When I was at the AI + Physics workshop at CUNY, Marcelo Guzman’s talk introduced an interesting conceptual framework: double optimization problems.

Guzman’s talk was on physical learning: learning that doesn’t happen on a computer (like with neural networks), but on some other substrate (in his case, he was studying resistor circuits). A motivating force behind the physical learning paradigm is that rather than having to rely on GPUs, we can have the laws of physics do some of the computation for us.

The idea behind “double optimization” is that physical learning can be divided into two separate optimization processes:

  1. Given a current input voltage, the network itself (via the laws of physics) is performing an optimization problem over the voltages of the nodes such that the power is minimized across the network.

  2. We, the controllers, shift the conductances of the network so that over time the physical network learns to embody the desired function that we want it to compute.

The important story here seemed to be two details: (1) that we get the first optimization “for free” and (2) there is a separation of time scales between the two optimization processes (equilibrating in response to external voltage happens on a much shorter time scale than adjusting the conductances to learn the target function).

Physical Hessian

Figure from Guzman 2025

The meat of Guzman’s talk is that the optimization landscapes of the two optimization problems (as can be mathematically represented by their respective Hessians) are intimately related to each other.

I like the double-optimization framework because it seems quite general.
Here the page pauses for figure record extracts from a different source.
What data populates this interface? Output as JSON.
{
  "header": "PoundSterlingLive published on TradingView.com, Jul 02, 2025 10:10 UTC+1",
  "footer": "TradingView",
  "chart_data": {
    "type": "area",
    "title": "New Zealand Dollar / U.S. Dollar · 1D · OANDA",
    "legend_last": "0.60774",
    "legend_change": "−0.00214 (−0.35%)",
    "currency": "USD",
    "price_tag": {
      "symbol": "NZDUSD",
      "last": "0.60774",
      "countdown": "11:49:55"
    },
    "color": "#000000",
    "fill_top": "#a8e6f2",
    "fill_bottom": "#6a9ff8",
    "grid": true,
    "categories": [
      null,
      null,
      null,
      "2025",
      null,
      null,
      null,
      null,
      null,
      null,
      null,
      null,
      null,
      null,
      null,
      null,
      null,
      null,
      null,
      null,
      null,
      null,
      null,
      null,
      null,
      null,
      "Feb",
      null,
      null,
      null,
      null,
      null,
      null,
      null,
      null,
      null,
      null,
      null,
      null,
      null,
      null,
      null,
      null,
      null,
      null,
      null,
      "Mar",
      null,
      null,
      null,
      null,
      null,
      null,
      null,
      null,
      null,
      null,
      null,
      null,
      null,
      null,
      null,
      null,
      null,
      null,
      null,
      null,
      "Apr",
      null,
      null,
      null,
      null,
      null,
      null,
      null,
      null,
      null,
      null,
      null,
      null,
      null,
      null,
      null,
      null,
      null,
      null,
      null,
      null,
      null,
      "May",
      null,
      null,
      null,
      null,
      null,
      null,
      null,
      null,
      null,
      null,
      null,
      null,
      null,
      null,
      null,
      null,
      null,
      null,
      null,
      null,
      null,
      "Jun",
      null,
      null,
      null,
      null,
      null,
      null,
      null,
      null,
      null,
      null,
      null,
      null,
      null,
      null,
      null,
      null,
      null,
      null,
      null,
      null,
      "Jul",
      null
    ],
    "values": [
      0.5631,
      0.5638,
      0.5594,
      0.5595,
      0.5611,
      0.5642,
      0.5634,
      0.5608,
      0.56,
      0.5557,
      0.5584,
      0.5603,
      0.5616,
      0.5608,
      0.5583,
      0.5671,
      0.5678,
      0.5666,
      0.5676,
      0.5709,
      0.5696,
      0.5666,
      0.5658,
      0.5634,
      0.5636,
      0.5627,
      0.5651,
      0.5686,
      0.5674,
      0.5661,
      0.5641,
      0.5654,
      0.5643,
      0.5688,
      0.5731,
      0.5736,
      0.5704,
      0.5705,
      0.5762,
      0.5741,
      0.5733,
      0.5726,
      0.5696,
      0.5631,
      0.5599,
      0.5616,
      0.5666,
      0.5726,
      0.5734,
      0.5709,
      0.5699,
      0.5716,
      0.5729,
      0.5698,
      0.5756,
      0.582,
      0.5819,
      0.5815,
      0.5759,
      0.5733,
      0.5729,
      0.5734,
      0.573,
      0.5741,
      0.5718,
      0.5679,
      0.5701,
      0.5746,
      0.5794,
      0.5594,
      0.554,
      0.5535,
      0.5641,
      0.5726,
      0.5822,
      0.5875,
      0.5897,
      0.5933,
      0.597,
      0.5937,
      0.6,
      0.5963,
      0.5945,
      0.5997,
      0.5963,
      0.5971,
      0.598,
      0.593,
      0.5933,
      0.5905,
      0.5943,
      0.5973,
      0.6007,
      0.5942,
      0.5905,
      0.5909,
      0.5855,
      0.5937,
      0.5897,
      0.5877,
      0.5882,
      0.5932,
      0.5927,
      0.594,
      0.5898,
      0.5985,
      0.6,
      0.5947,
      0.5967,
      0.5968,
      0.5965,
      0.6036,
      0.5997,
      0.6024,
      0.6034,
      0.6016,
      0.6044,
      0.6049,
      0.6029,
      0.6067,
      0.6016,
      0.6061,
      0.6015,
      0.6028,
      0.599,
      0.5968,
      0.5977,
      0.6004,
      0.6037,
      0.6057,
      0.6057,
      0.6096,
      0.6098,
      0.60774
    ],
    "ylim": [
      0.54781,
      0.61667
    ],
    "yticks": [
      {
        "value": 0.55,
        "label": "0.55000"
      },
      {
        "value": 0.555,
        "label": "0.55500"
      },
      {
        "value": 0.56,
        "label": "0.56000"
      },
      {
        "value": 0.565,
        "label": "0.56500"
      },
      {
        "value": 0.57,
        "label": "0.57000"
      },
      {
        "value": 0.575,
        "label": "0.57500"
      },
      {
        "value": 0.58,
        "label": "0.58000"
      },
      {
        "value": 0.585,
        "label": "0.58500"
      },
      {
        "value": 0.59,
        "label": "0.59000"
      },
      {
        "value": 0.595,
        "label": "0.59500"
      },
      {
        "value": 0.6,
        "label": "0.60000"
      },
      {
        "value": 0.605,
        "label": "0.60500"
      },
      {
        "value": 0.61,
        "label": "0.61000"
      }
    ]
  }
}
I have recently been learning some reinforcement learning and it also features a double optimization problem.

In brief: Reinforcement learning is the study of how agents learn to maximize long-term rewards by way of short-term actions. Two fundamental objects in reinforcement learning are the policy (the function that dictates which actions the agent will take in any given state) and the value function (the function that says, given the agent’s current behavioral policy, how good visiting a given state will be for the agent in the long run).

Where double optimization comes into play is how the agent learns to update its policy to become more optimal over time. In a class of reinforcement models called actor-critic models (these have a neural network tasked with learning the policy [the actor] and a separate neural network for learning the value function [the critic]), the idea is that given a current policy, you estimate the value function of that policy by having your agent act in accordance with the policy and observing what happens. You then update your policy so that actions that do better than expected for that state (called having a positive advantage) are performed more often, while actions that do worse than the average for that state (negative advantage) are performed less often. You then estimate the value function for your new policy, rinse and repeat, until (hopefully) your policy is globally optimal in the space of all possible policies.

Big Picture RL

Figure from Sun 2024

One of the difficulties is that the value function for a given policy is actually non-trivial to calculate. Its technical definition is that it’s the expected value of the cumulative reward (often exponentially discounted) conditional on starting in that state. This is an expectation with respect to a very complicated measure; for episodes (sequences of states) of reasonable length, you will soon be overwhelmed by combinatorial explosion.

So there is a double-optimization problem: given a policy, you have to perform an optimization problem to estimate the value function. And given a value function, you have to use that to update your policy. But what’s interesting about the reinforcement learning setting is that you don’t have the clean time-scale separation as you do with the physical networks. Instead, it seems that what reinforcement algorithms do is that instead of attempting to calculate the value function for a policy exactly (which would take forever), they approximate it through sampling and bootstrapping from their previous value estimates. So rather than alternating optimization problems, it’s instead two coupled, concurrent optimization problems that hopefully are balanced in such a way that everything converges.